そして正直それで十分である、これ以上望むことはない。


 魔族が生活するに十分な土地がある。

 さらに、不満が出ないように鋼華はリゾートを作り福利厚生まで整えた。

 今、魔族は命を張ってまで何かする必要があるだろうか。


「でも私は、人間に恨みが…。」


「俺といる時までそれを思い出すか?」


 ううんと、ルーシアは首を振った。


「恨みなんてそんなもんだよ、今が幸せな方が大事さ。」


「…そ、そうですね。なんか私もそう思います。でも、魔王様はほんとに変わってしまいましたね。こういうことになるとは思いませんでした。」


 そうして、鋼華とルーシア、魔族たちはそれぞれの幸せを見つけてこの世界を生きていくのであった。









 バタンッ!!

 と突然扉が開いて、開いた先にはピアニッシモがいた。


「ちょっと、ちち繰り合ってる場合じゃないですよ!!ゴーガ様、デザス王国がシャフトに対する石油の輸出を停止することを発表しました。」


「何!?」

 慌てて、ベッドから上半身を起こす鋼華。隣のルーシアもつられて起き上がる。


「さらに、アサマ連邦が勇者アサヒの名で、シャフトに対して宣戦を布告しました!」

 ピアニッシモは、アサマ連王に潜伏しているダークエルフからいち早くその情報をキャッチし、すぐに鋼華に連絡に来た。

 こういう時のために常にピアニッシモはゴーガの近くにいることになっている。

 ホテルのVIPルームの隣はピアニッシモの部屋だ。


「すぐファウストに戻る!それから、シャフトのギアに連絡だ。可能な限り、艦艇を展開させて、領土への侵入を防がせろ」


「そして、本国も連絡だ。可能な限りデザスの竜以外の竜を全部シャフトに向かわせるんだ!それから…。」

「そんな一辺には無理です――、いまシャフトのエルフに合わせてますから待ってください。」

 矢継ぎ早な要求に、ピアニッシモは少し怒ってる。


 ダークエルフのテレパシーもそんな便利ではない。通信相手を探すのに少し時間がかかるのだ。

(こういうのは時間の勝負なんだ。

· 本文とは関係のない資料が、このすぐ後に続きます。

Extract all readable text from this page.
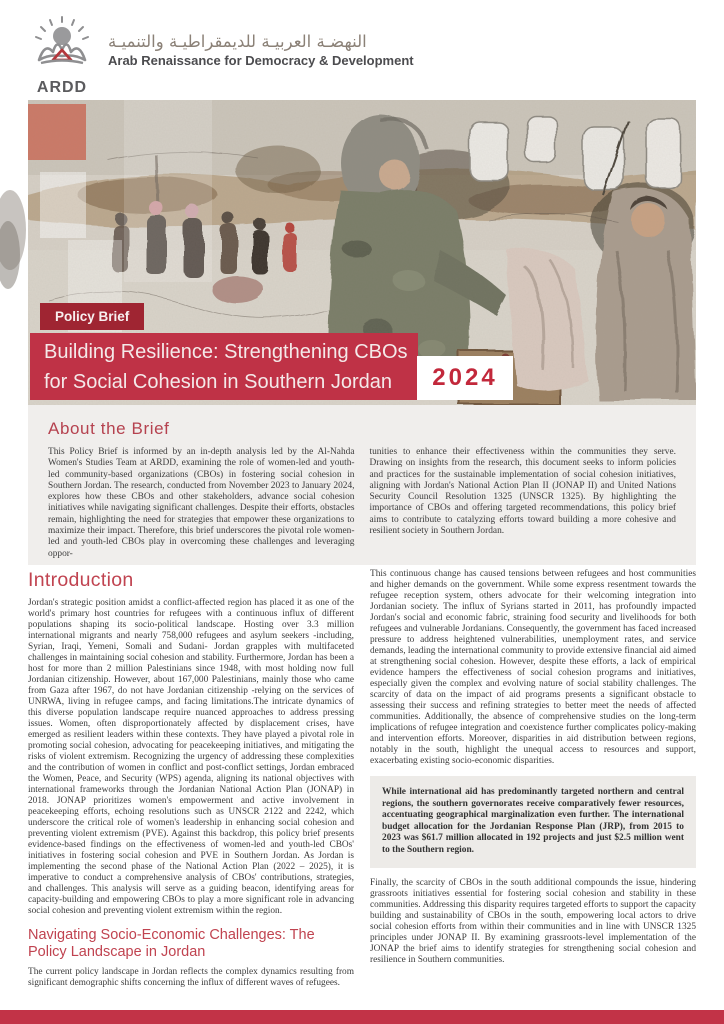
ARDD
النهضـة العربيـة للديمقراطيـة والتنميـة
Arab Renaissance for Democracy & Development
Policy Brief
Building Resilience: Strengthening CBOs
for Social Cohesion in Southern Jordan	2024
About the Brief
This Policy Brief is informed by an in-depth analysis led by the Al-Nahda Women's Studies Team at ARDD, examining the role of women-led and youth-led community-based organizations (CBOs) in fostering social cohesion in Southern Jordan. The research, conducted from November 2023 to January 2024, explores how these CBOs and other stakeholders, advance social cohesion initiatives while navigating significant challenges. Despite their efforts, obstacles remain, highlighting the need for strategies that empower these organizations to maximize their impact. Therefore, this brief underscores the pivotal role women-led and youth-led CBOs play in overcoming these challenges and leveraging oppor-
tunities to enhance their effectiveness within the communities they serve. Drawing on insights from the research, this document seeks to inform policies and practices for the sustainable implementation of social cohesion initiatives, aligning with Jordan's National Action Plan II (JONAP II) and United Nations Security Council Resolution 1325 (UNSCR 1325). By highlighting the importance of CBOs and offering targeted recommendations, this policy brief aims to contribute to catalyzing efforts toward building a more cohesive and resilient society in Southern Jordan.
Introduction

Jordan's strategic position amidst a conflict-affected region has placed it as one of the world's primary host countries for refugees with a continuous influx of different populations shaping its socio-political landscape. Hosting over 3.3 million international migrants and nearly 758,000 refugees and asylum seekers -including, Syrian, Iraqi, Yemeni, Somali and Sudani- Jordan grapples with multifaceted challenges in maintaining social cohesion and stability. Furthermore, Jordan has been a host for more than 2 million Palestinians since 1948, with most holding now full Jordanian citizenship. However, about 167,000 Palestinians, mainly those who came from Gaza after 1967, do not have Jordanian citizenship -relying on the services of UNRWA, living in refugee camps, and facing limitations.The intricate dynamics of this diverse population landscape require nuanced approaches to address pressing issues. Women, often disproportionately affected by displacement crises, have emerged as resilient leaders within these contexts. They have played a pivotal role in promoting social cohesion, advocating for peacekeeping initiatives, and mitigating the risks of violent extremism. Recognizing the urgency of addressing these complexities and the contribution of women in conflict and post-conflict settings, Jordan embraced the Women, Peace, and Security (WPS) agenda, aligning its national objectives with international frameworks through the Jordanian National Action Plan (JONAP) in 2018. JONAP prioritizes women's empowerment and active involvement in peacekeeping efforts, echoing resolutions such as UNSCR 2122 and 2242, which underscore the critical role of women's leadership in enhancing social cohesion and preventing violent extremism (PVE). Against this backdrop, this policy brief presents evidence-based findings on the effectiveness of women-led and youth-led CBOs' initiatives in fostering social cohesion and PVE in Southern Jordan. As Jordan is implementing the second phase of the National Action Plan (2022 – 2025), it is imperative to conduct a comprehensive analysis of CBOs' contributions, strategies, and challenges. This analysis will serve as a guiding beacon, identifying areas for capacity-building and empowering CBOs to play a more significant role in advancing social cohesion and preventing violent extremism within the region.

Navigating Socio-Economic Challenges: The Policy Landscape in Jordan

The current policy landscape in Jordan reflects the complex dynamics resulting from significant demographic shifts concerning the influx of different waves of refugees.

This continuous change has caused tensions between refugees and host communities and higher demands on the government. While some express resentment towards the refugee reception system, others advocate for their welcoming integration into Jordanian society. The influx of Syrians started in 2011, has profoundly impacted Jordan's social and economic fabric, straining food security and livelihoods for both refugees and vulnerable Jordanians. Consequently, the government has faced increased pressure to address heightened vulnerabilities, unemployment rates, and service demands, leading the international community to provide extensive financial aid aimed at strengthening social cohesion. However, despite these efforts, a lack of empirical evidence hampers the effectiveness of social cohesion programs and initiatives, especially given the complex and evolving nature of social stability challenges. The scarcity of data on the impact of aid programs presents a significant obstacle to assessing their success and refining strategies to better meet the needs of affected communities. Additionally, the absence of comprehensive studies on the long-term implications of refugee integration and coexistence further complicates policy-making and intervention efforts. Moreover, disparities in aid distribution between regions, notably in the south, highlight the unequal access to resources and support, exacerbating existing socio-economic disparities.

While international aid has predominantly targeted northern and central regions, the southern governorates receive comparatively fewer resources, accentuating geographical marginalization even further. The international budget allocation for the Jordanian Response Plan (JRP), from 2015 to 2023 was $61.7 million allocated in 192 projects and just $2.5 million went to the Southern region.

Finally, the scarcity of CBOs in the south additional compounds the issue, hindering grassroots initiatives essential for fostering social cohesion and stability in these communities. Addressing this disparity requires targeted efforts to support the capacity building and sustainability of CBOs in the south, empowering local actors to drive social cohesion efforts from within their communities and in line with UNSCR 1325 principles under JONAP II. By examining grassroots-level implementation of the JONAP the brief aims to identify strategies for strengthening social cohesion and resilience in Southern communities.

急がないと、こういう時のために身の回りに通信スタッフは何人か置くべきだった。)


 ファウストへ移動しながら、通信をする一行。


「次の指示どうぞ。」


「コルド皇帝にも連絡だ、直ちにアサマに向かって宣戦布告させろ!」


「分かり…えぇ!宣戦布告するんですか。」


「いいから!」


「はい!」


 詳細は聞いてないが、アサマの宣戦布告はシャフトがコルドと同盟を結んだことに起因してるんだろう。コルドは無関係じゃない。


「OKです。べベルに伝わりました!次どうぞ。」


 デザスの禁輸のタイミングで、アサマの宣戦布告。

 無関係なわけはないと鋼華は感じていた。


「また本国メンフィスだ、ダンヒルとクールをデザスの砦に向かわせろ。編成は任せると伝えろ。」


「分かりました。」


 言うまでもないが、各国にダークエルフは配置されており、ピアニッシモは彼らに魔王の命令を伝え、受け取ったダークエルフがそれを、その現場のトップに伝える。

 電話のないこの世界では、これが最も早い伝達手段である。


 どのみち、今この状況では非常に多くの負担が、ピアニッシモにかかる。

 すべての通信チャンネルを把握し、相手に情報を伝えながら、シャフトやアサマのスパイからの情報も聞いてなければいけない。思った以上につらい作業なのだ。


「次はファウストのエコーだ、私がそっちにつくまでに、アサマ侵攻の準備を済ませろと伝えろ。」


「…っ了解です。」


 そして一通り指示を済ませた後、鋼華は思った。


 「これは世界大戦になる」と…。